I hate that moment when you’re really upset with what someone else did, but your first instinct isn’t to simply tell them. Because this time it feels different. This time you feel upset that they don’t know already.

It’s something so obvious to you that you feel like you shouldn’t have to raise the issue. Because you can’t believe they don’t realize how disrespectful what they’re doing is. And if you have to tell them, do they really have the same values as you?

And if you don’t have the same values, is it worth trying to work through whatever it is?

Use your words, a voice within you says. And you want to smack that voice in its smug sanctimonious disembodied little face.

Because you’re so done with the situation. Even though it’s just started.

And at that moment, while you’re still irritated by that little voice that reminds you to use your words, that it’s always better to make yourself clear and to tell them, you don’t know what you want to do.

Because another part of you wants to forgive the slight. It asks you: Is it really that big of a deal? They do so many good things for you, after all. And while it’s obvious to you in the current situation that what they’re doing feels disrespectful, perhaps there have been other times when you’ve been on the other side of the equation. Times when YOU were the one doing something thoughtless. And you would have wanted grace then.

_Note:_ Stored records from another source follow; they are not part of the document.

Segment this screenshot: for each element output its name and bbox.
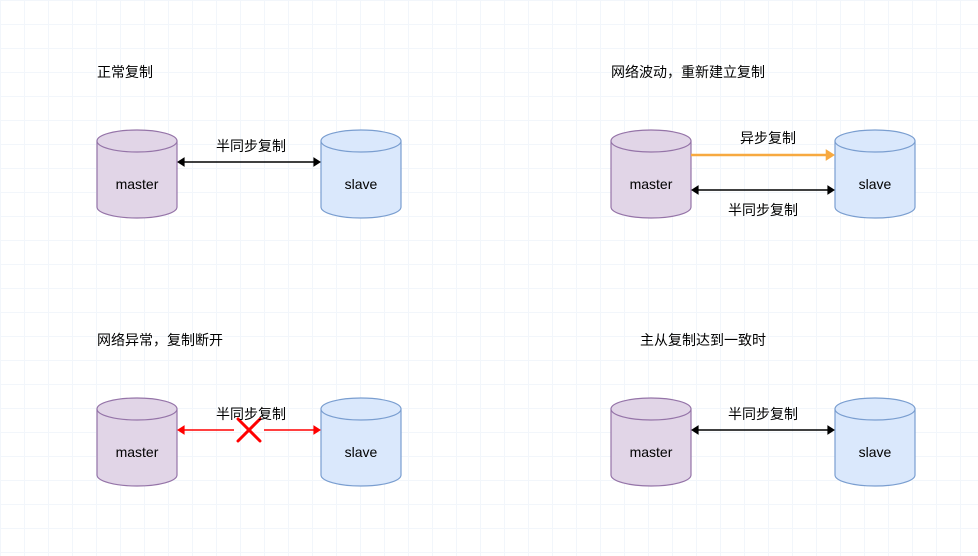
diagram-svg: master slave master slave master slave master s… (0, 0, 978, 556)
master-cylinder-broken-label: master (116, 444, 159, 460)
master-cylinder-reconnect-label: master (630, 176, 673, 192)
panel-title-broken: 网络异常，复制断开 (97, 330, 223, 350)
slave-cylinder-consistent: slave (835, 398, 915, 486)
edge-label-reconnect-0: 异步复制 (740, 128, 796, 148)
slave-cylinder-broken-label: slave (345, 444, 378, 460)
panel-title-reconnect: 网络波动，重新建立复制 (611, 62, 765, 82)
master-cylinder-normal: master (97, 130, 177, 218)
master-cylinder-reconnect: master (611, 130, 691, 218)
edge-label-broken-0: 半同步复制 (216, 404, 286, 424)
edge-label-consistent-0: 半同步复制 (728, 404, 798, 424)
slave-cylinder-reconnect: slave (835, 130, 915, 218)
slave-cylinder-normal-label: slave (345, 176, 378, 192)
slave-cylinder-normal: slave (321, 130, 401, 218)
master-cylinder-consistent-label: master (630, 444, 673, 460)
edge-label-reconnect-1: 半同步复制 (728, 200, 798, 220)
slave-cylinder-broken: slave (321, 398, 401, 486)
master-cylinder-normal-label: master (116, 176, 159, 192)
edge-label-normal-0: 半同步复制 (216, 136, 286, 156)
slave-cylinder-consistent-label: slave (859, 444, 892, 460)
master-cylinder-consistent: master (611, 398, 691, 486)
master-cylinder-broken: master (97, 398, 177, 486)
panel-title-consistent: 主从复制达到一致时 (640, 330, 766, 350)
slave-cylinder-reconnect-label: slave (859, 176, 892, 192)
panel-title-normal: 正常复制 (97, 62, 153, 82)
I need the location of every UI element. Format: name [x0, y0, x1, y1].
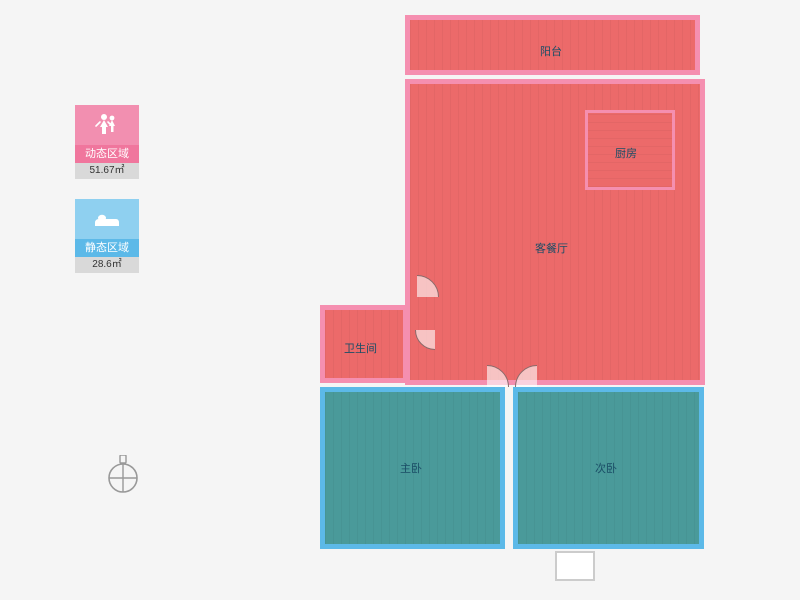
label-living: 客餐厅 [535, 240, 568, 256]
legend-dynamic-label: 动态区域 [75, 145, 139, 163]
label-balcony: 阳台 [540, 43, 562, 59]
legend-dynamic-icon-box [75, 105, 139, 145]
exterior-step [555, 551, 595, 581]
legend-panel: 动态区域 51.67㎡ 静态区域 28.6㎡ [75, 105, 139, 293]
label-master-bed: 主卧 [400, 460, 422, 476]
label-bathroom: 卫生间 [344, 340, 377, 356]
legend-dynamic: 动态区域 51.67㎡ [75, 105, 139, 179]
label-kitchen: 厨房 [615, 145, 637, 161]
legend-static: 静态区域 28.6㎡ [75, 199, 139, 273]
bed-icon [92, 208, 122, 230]
legend-static-value: 28.6㎡ [75, 257, 139, 273]
people-icon [94, 112, 120, 138]
compass-icon [105, 455, 141, 500]
legend-static-icon-box [75, 199, 139, 239]
legend-dynamic-value: 51.67㎡ [75, 163, 139, 179]
label-second-bed: 次卧 [595, 460, 617, 476]
legend-static-label: 静态区域 [75, 239, 139, 257]
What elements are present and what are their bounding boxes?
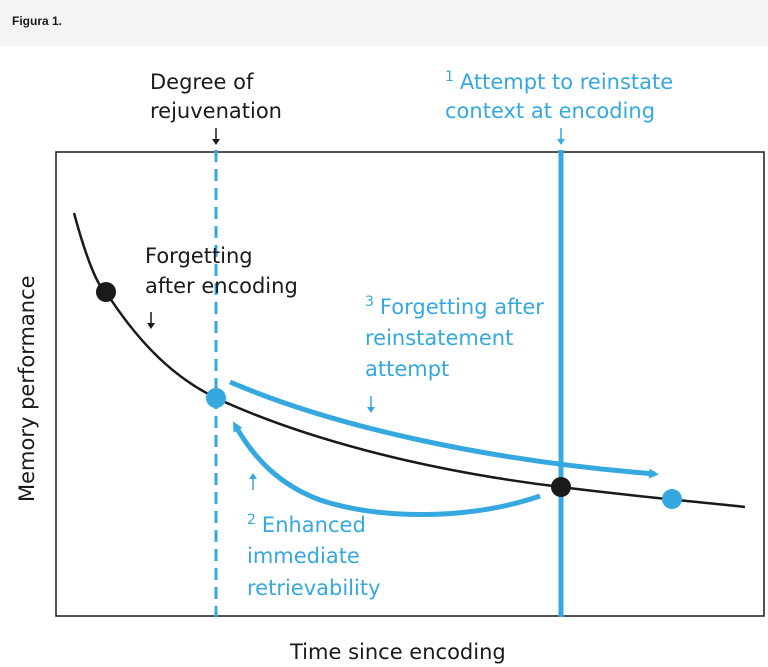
figure-label: Figura 1. bbox=[12, 14, 63, 28]
curve-point-future bbox=[662, 489, 682, 509]
attempt-text: Attempt to reinstate bbox=[460, 70, 673, 94]
plot-frame bbox=[55, 151, 765, 617]
forgetting-after-pointer-arrow bbox=[367, 396, 375, 413]
y-axis-label: Memory performance bbox=[15, 275, 39, 502]
forgetting-after-arrow bbox=[229, 379, 659, 479]
enhanced-label-line2: immediate bbox=[247, 544, 360, 568]
attempt-pointer-arrow bbox=[557, 128, 565, 145]
degree-label-line1: Degree of bbox=[150, 70, 254, 94]
forgetting-after-text: Forgetting after bbox=[380, 295, 544, 319]
forgetting-label-line2: after encoding bbox=[145, 274, 298, 298]
degree-pointer-arrow bbox=[212, 128, 220, 145]
forgetting-label-line1: Forgetting bbox=[145, 244, 253, 268]
attempt-number: 1 bbox=[445, 69, 454, 85]
enhanced-number: 2 bbox=[247, 512, 256, 528]
x-axis-label: Time since encoding bbox=[289, 640, 506, 664]
enhanced-text: Enhanced bbox=[262, 513, 366, 537]
attempt-label-line2: context at encoding bbox=[445, 99, 655, 123]
forgetting-after-label-line3: attempt bbox=[365, 357, 449, 381]
enhanced-label-line3: retrievability bbox=[247, 576, 381, 600]
enhanced-label-line1: 2 Enhanced bbox=[247, 512, 366, 537]
attempt-label-line1: 1 Attempt to reinstate bbox=[445, 69, 673, 94]
forgetting-pointer-arrow bbox=[147, 312, 155, 329]
degree-label-line2: rejuvenation bbox=[150, 99, 282, 123]
curve-point-early bbox=[96, 282, 116, 302]
forgetting-after-label-line2: reinstatement bbox=[365, 326, 513, 350]
enhanced-retrievability-arrow bbox=[232, 421, 541, 517]
forgetting-after-number: 3 bbox=[365, 294, 374, 310]
forgetting-after-label-line1: 3 Forgetting after bbox=[365, 294, 544, 319]
figure-header-band bbox=[0, 0, 768, 46]
enhanced-pointer-arrow bbox=[249, 473, 257, 490]
curve-point-rejuvenated bbox=[206, 388, 226, 408]
curve-point-reinstatement bbox=[551, 477, 571, 497]
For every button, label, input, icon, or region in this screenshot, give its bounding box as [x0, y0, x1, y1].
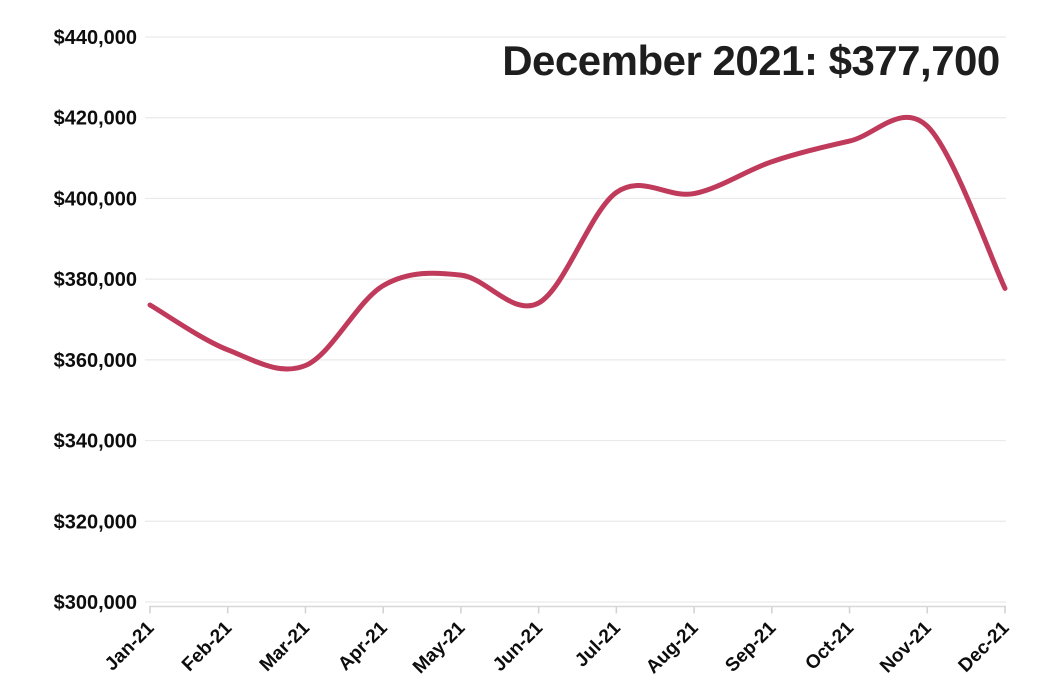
x-axis-label: Apr-21 — [334, 617, 392, 675]
x-axis-label: Sep-21 — [721, 617, 780, 676]
x-axis-label: Nov-21 — [876, 617, 936, 677]
price-trend-line — [147, 114, 1008, 372]
x-axis-label: Oct-21 — [801, 617, 858, 674]
x-axis-label: Aug-21 — [642, 617, 703, 678]
y-axis-label: $320,000 — [54, 511, 137, 533]
x-axis-label: Mar-21 — [256, 617, 314, 675]
x-axis-label: Jan-21 — [101, 617, 159, 675]
x-axis-label: Jun-21 — [489, 617, 547, 675]
x-axis-label: Feb-21 — [178, 617, 236, 675]
y-axis-label: $380,000 — [54, 269, 137, 291]
x-axis-label: Dec-21 — [955, 617, 1014, 676]
y-axis-label: $440,000 — [54, 27, 137, 49]
y-axis-label: $360,000 — [54, 350, 137, 372]
chart-title: December 2021: $377,700 — [502, 37, 1000, 84]
x-axis-label: Jul-21 — [571, 617, 625, 671]
y-axis-label: $420,000 — [54, 108, 137, 130]
y-axis-label: $300,000 — [54, 592, 137, 614]
y-axis-label: $340,000 — [54, 431, 137, 453]
x-axis-label: May-21 — [409, 617, 470, 678]
y-axis-label: $400,000 — [54, 188, 137, 210]
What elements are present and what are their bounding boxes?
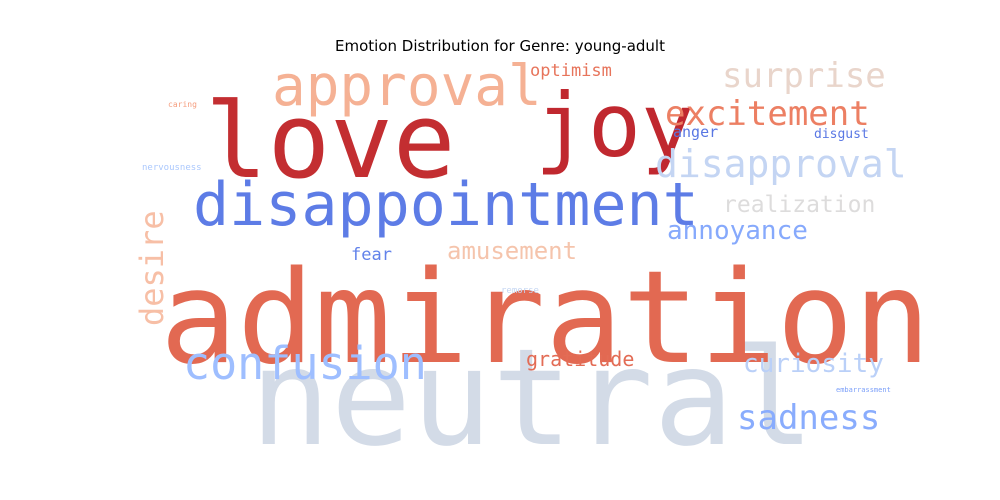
word-realization: realization (723, 192, 875, 218)
word-amusement: amusement (447, 237, 577, 265)
word-disgust: disgust (814, 127, 869, 142)
word-neutral: neutral (250, 320, 815, 476)
word-desire: desire (133, 210, 171, 326)
word-joy: joy (535, 74, 694, 177)
word-surprise: surprise (722, 56, 886, 96)
word-fear: fear (351, 245, 392, 265)
word-excitement: excitement (665, 94, 870, 134)
chart-title: Emotion Distribution for Genre: young-ad… (335, 37, 665, 55)
word-admiration: admiration (160, 244, 931, 393)
word-gratitude: gratitude (526, 347, 634, 371)
word-curiosity: curiosity (743, 349, 884, 379)
word-love: love (205, 80, 455, 202)
word-approval: approval (272, 54, 542, 119)
word-disapproval: disapproval (655, 142, 907, 186)
word-annoyance: annoyance (667, 216, 808, 246)
word-embarrassment: embarrassment (836, 386, 891, 394)
word-anger: anger (673, 123, 718, 141)
word-confusion: confusion (183, 337, 427, 390)
word-nervousness: nervousness (142, 163, 202, 173)
word-optimism: optimism (530, 61, 612, 81)
word-remorse: remorse (501, 286, 539, 296)
word-disappointment: disappointment (193, 170, 699, 240)
word-caring: caring (168, 100, 197, 109)
word-sadness: sadness (737, 398, 880, 438)
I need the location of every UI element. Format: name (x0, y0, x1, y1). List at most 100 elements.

Tell them, the smug little voice says, you’d want to know if you were hurting someone you loved or making them feel disrespected. So you could do something about it. Apologize. Do better. Make sure it doesn’t happen again.

So you do. But you decide to tell them gently. In a way that isn’t mean or insulting or rude — even if that’s how their actions felt to you when they did what they did.

You’re going to be different. You’ll be gentle. Patient. Non-blaming.

And so you sit down and think about how you want to say it. How to tell the truth but not make them instantly defensive. It’s almost like working out a math problem. And not easy math either — that spooky math where no answer is truly right but instead trends asymptotically, a set of solutions that are progressively less wrong without ever quite getting there.